Optimization of repackaging practices for solid oral forms
1 October 2025
M. Vicart, C. Senis loiseau, M. Khadimallah, C. Gransard, C. FloretCentre Hospitalier de Béthune Beuvry, France
Introduction
Drug repackaging consists of transferring a medicinal product from its original primary packaging to a unit-dose format. In 2024, a total of 78,785 units were repackaged in our facility using heat sealing at 117°C. Post-repackaging beyond-use dates (BUDs) were set at 6 months for intact products and 3 months for those with a desiccant or subject to splitting. During an inventory, altered sodium valproate tablets were discovered, raising concerns about the impact of repackaging on drug quality.
Objective
This study aims to optimize the repackaging practices of solid oral forms by defining clear criteria in line with current recommendations. This includes revising BUDs and developing a feasibility assessment file applicable to relevant medicinal products.
Method:
The study followed four steps: analysis of existing guidelines and literature review, regional audit of current practices, development of a feasibility file template, and application to repackaged medicines.
Results
The analysis of recommendations and literature revealed inconsistencies, particularly regarding BUD determination.
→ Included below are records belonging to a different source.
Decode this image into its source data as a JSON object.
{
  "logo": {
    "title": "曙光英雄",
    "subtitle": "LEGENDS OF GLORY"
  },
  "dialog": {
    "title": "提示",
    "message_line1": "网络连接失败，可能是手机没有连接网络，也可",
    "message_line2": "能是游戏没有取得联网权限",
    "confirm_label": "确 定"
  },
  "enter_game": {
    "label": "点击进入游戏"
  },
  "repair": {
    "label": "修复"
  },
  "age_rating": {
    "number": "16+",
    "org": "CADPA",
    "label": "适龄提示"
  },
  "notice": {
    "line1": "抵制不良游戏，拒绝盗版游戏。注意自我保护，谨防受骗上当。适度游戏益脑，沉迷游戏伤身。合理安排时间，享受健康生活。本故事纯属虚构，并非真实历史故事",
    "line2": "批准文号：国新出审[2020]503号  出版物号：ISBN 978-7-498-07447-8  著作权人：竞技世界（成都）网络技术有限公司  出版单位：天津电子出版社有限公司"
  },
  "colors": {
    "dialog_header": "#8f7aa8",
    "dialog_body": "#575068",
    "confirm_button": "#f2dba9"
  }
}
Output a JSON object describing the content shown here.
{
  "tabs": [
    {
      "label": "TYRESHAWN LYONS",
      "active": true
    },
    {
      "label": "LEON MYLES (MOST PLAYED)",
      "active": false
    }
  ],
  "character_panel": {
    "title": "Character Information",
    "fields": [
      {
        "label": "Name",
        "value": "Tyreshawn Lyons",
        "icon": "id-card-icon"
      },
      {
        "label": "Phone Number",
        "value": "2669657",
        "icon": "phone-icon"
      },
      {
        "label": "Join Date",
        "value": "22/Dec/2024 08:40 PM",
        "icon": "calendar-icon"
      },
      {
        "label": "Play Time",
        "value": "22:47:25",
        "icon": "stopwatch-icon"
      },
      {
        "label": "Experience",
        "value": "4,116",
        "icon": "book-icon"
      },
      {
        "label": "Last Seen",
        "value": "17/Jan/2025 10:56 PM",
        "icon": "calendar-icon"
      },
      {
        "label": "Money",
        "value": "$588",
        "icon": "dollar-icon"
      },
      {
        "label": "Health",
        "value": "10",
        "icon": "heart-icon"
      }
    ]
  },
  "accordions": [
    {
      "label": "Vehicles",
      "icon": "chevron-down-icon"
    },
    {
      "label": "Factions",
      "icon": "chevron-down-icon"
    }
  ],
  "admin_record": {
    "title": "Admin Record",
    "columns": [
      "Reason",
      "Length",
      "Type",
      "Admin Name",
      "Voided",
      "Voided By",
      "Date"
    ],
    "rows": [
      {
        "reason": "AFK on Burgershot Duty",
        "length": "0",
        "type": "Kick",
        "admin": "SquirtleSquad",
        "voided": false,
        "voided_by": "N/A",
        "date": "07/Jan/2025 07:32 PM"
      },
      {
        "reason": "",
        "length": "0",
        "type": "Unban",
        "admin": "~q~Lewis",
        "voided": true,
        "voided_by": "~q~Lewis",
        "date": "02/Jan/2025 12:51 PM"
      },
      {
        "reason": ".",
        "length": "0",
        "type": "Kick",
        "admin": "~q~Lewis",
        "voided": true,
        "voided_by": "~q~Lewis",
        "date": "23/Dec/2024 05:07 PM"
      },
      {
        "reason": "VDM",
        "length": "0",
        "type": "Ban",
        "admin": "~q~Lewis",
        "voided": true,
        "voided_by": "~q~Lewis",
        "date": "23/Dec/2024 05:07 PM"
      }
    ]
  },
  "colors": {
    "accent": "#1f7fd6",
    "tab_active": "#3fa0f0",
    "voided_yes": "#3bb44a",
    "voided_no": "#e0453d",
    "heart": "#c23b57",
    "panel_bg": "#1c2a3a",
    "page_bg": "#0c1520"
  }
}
The regional audit highlighted heterogeneous practices: out of 12 centers surveyed, 7 responded. Three centers apply a default BUD of 6 months, reduced when desiccants or splitting are involved; one follows the 2023 Good Preparation Practices (GPP); one applies a 2-month BUD (in line with the Pharmacy Automation Users Group – CUAP recommendations); and one does not perform repackaging. Upon review, the GPP methodology appeared unsuitable for repackaging solid oral forms. A hybrid approach, combining CUAP guidelines and bibliographic data, was therefore adopted. This led to a reduction in BUDs to 2 months for intact products and 1 month in cases involving desiccants or splitting, unless a stability study is available, with a maximum limit of 6 months (GPP). A feasibility file template was developed in accordance with the 2023 GPP. The integration of recommendations from the National Institute for Occupational Safety and Health (NIOSH) altered practices: drugs classified as hazardous will now be split under a fume hood to limit exposure. In total, 35 feasibility files were completed after reviewing all repackaged medicines.
Conclusion
Optimizing the repackaging practices for solid oral forms has enabled procedure harmonization, improved risk control, and revised BUDs. The development of validated feasibility files ensures a structured approach aligned with regulatory requirements. These results underscore the importance of ongoing reassessment of repackaging practices to ensure the quality of repackaged medicines.